Summing up the situation, the report says that present and future risks
interact with each other to form a “polycrisis”—a cluster of related global risks with compounding effects, such that the overall impact exceeds the sum of each part.
Or, as the World Socialist Web Site’s New Year Perspective explains, the crisis of capitalism has reached a “critical mass.” That perspective makes another decisive point—that the actions of capitalist governments are increasingly irrational, and instead of alleviating the crisis, intensify it.
The same point is made in another way in the conclusion of the WEF report:
Without minimising the need for an effective response, the over-prioritisation of current challenges can quickly descend into a doom-loop of continuous global shocks, whereby resources are absorbed by crisis management, rather than directed to preparedness for future risks. Complex challenges cannot be solved by short-term decision-making—and yet long-term thinking alone is insufficient in the face of currently unfolding crises.
The image comes to mind of the boy rushing to put his finger in the dyke as the whole structure gives way to the flood.
Anyone still labouring under the illusion that the ruling classes have some progressive solution to the deepening crisis should read the concluding paragraph.
There we find the following:
In a complex risks outlook, there must be a better balance between national preparedness and global cooperation. We need to act together, to shape a pathway out of cascading crises and build collective preparedness to the next global shock, whatever form it might take. Leaders must embrace complexity and act on a balanced vision to create a stronger, prosperous shared future.
In other words, the ruling elites, above all the oligarchs gathered at Davos with a collective wealth of trillions of dollars, whose actions over decades have led to an existential crisis for humankind, are somehow to turn on a dime and lead the way out of the disaster.

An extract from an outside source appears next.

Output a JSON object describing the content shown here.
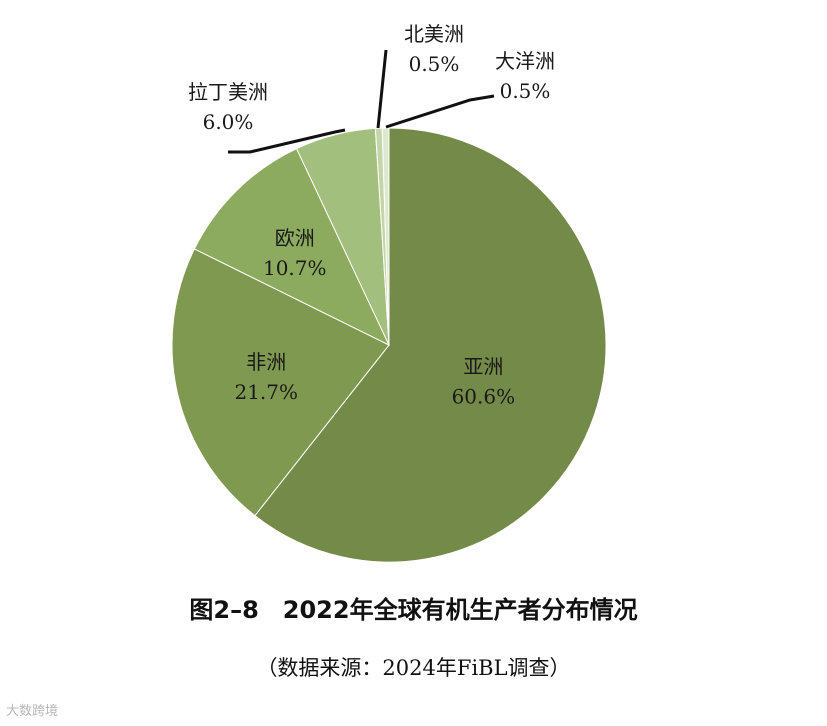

In fact, they have no policies to halt the deepening catastrophe, nor can they develop any, because, in the final analysis, it is rooted not in their psyche, but in the objective contradictions of the capitalist mode of production, which they defend above all else.
The capitalist ruling classes, and their political representatives, are the chief obstacles to human progress. But that does not mean they have no program. They do. It is to place the full burden of the crisis of their system on the backs of the working class and oppressed masses.
They are condemned by history, but are still a living social force, with vast resources and centuries of counterrevolutionary political experience. The way forward does not lie in appeals for them to change course, but in summoning the power of an even greater social force—the international working class—to remove them.
But for that enormous power to become transformed from potentiality to actuality, the working class must be armed with a clearly worked out program, grounded on the historically developed program and strategic lessons extracted by the world Trotskyist movement, represented today solely by the International Committee of the Fourth International, over the course of a century of unrelenting political and theoretical struggle.
The conclusion is a simple one. As the New Year’s Perspective of the WSWS outlined, the future of humanity depends on the triumph of socialism, and the achievement of this necessary objective depends on the building of the ICFI as the world party of socialist revolution.